Beckman Haddonfield, Earl of Bellefonte, is to put an estate of his grandmother's to rights. His farewell to his dying father is a poignant moment that brought forth if not a tear, a deep heartfelt sigh.
He is a man with a past, and a future to be determined.
A curious menagerie of persons inhabit his grandmother's property, Three Springs. There's Sara, Polly and Allie. All artistic, with Allie seemingly a child prodigy. (Burrowes makes some interesting comments on child prodigies in these times in her notes.)
Then there's the mysterious Gabriel North who reads French and dresses in the best labels, even if they are all well worn.
As Beck labours alongside this complex group of people he's found, all with dark secrets, but somehow becoming almost a family, he reflects on his companions, 'Here...he was not amongst strangers. He was with the same people day and night, he was becoming familiar with them...He was, in short, growing attached.'
Beck's soliloquies are rather wonderful, thoughtful, and show a character of depth and feeling. I am falling in love with his gentleness of spirit. He wanted what tormented North solved 'because it plagued North's soul.' Just a wonderful reading moment that stopped me in my tracks as I contemplated this increasingly sensitive character that Burrowes has created.
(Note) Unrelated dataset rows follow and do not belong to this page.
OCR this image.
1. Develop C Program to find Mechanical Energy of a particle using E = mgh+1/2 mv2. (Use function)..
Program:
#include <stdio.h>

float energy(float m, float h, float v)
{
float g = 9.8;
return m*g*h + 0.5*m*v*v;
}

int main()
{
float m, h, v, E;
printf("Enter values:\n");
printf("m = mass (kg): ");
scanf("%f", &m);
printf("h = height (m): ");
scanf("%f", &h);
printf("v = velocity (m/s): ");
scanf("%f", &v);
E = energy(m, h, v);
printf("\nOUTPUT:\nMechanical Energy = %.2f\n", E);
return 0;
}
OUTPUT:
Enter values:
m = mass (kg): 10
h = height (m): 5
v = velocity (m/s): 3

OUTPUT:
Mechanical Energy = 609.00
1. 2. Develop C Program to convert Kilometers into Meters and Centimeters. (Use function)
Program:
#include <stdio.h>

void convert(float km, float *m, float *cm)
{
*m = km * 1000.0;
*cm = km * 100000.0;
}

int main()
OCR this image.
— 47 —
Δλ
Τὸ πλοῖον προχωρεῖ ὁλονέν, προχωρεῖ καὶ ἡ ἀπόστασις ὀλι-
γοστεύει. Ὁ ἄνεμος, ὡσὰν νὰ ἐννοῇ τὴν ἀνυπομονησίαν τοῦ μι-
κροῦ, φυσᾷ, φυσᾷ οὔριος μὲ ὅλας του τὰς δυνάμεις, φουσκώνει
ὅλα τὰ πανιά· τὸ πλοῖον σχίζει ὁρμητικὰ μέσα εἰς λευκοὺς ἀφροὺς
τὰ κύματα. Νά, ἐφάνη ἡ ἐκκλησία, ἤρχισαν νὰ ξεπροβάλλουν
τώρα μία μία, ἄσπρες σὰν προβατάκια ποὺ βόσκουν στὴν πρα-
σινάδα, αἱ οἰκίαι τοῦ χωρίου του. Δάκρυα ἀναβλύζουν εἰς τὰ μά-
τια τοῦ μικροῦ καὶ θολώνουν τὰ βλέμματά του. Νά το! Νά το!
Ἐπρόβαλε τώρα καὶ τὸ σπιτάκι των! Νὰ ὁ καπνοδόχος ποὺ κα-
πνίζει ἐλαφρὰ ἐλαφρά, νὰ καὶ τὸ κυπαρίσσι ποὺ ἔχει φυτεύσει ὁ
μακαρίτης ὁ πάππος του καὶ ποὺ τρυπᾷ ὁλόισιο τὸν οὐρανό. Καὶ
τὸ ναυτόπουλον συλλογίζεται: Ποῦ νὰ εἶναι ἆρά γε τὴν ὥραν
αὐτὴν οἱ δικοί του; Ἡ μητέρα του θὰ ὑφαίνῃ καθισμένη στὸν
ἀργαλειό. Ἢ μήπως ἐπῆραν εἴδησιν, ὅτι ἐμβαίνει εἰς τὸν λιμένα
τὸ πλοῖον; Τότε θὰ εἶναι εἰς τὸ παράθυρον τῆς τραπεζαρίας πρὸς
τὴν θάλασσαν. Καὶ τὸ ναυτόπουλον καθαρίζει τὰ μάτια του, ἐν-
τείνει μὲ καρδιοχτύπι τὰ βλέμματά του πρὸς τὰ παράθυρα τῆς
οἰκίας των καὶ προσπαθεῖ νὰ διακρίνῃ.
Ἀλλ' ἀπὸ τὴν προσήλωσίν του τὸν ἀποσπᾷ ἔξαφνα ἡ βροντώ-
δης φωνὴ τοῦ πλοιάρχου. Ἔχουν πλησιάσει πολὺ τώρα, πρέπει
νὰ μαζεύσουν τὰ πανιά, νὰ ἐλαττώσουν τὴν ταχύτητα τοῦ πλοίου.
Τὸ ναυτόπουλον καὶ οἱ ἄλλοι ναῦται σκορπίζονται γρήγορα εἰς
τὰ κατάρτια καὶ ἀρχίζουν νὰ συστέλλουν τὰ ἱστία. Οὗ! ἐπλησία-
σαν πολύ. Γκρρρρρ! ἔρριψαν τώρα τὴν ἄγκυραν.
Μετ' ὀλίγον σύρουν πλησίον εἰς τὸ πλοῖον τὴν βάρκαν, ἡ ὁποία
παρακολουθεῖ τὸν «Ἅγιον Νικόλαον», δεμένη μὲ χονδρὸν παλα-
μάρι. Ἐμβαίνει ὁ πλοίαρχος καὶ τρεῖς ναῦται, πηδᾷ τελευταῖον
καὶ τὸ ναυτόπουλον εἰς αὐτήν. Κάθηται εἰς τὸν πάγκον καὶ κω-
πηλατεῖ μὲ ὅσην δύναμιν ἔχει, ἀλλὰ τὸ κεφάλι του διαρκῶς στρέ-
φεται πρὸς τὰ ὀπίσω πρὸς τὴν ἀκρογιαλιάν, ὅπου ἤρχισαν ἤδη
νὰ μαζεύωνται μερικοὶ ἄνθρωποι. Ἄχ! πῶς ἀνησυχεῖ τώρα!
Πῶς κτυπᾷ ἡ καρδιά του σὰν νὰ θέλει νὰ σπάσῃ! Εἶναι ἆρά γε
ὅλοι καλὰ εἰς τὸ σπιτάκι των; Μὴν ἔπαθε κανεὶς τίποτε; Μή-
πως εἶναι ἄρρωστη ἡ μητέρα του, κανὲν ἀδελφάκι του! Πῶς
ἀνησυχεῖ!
It does seem to me that as Burrowes writes this series, each story is amplified by and draws strength from the previous book. Her main characters portray more fully developed personas, from Darius whom I didn't much like, to now Beckman, who is far more thoughtfully rounded. Scarred from his past he is a quietly compelling character. He is very much a considerate listening soul. He is the Prodigal returned, and renewed.
Ah Yes! the story is at once complicated, simple and I loved it!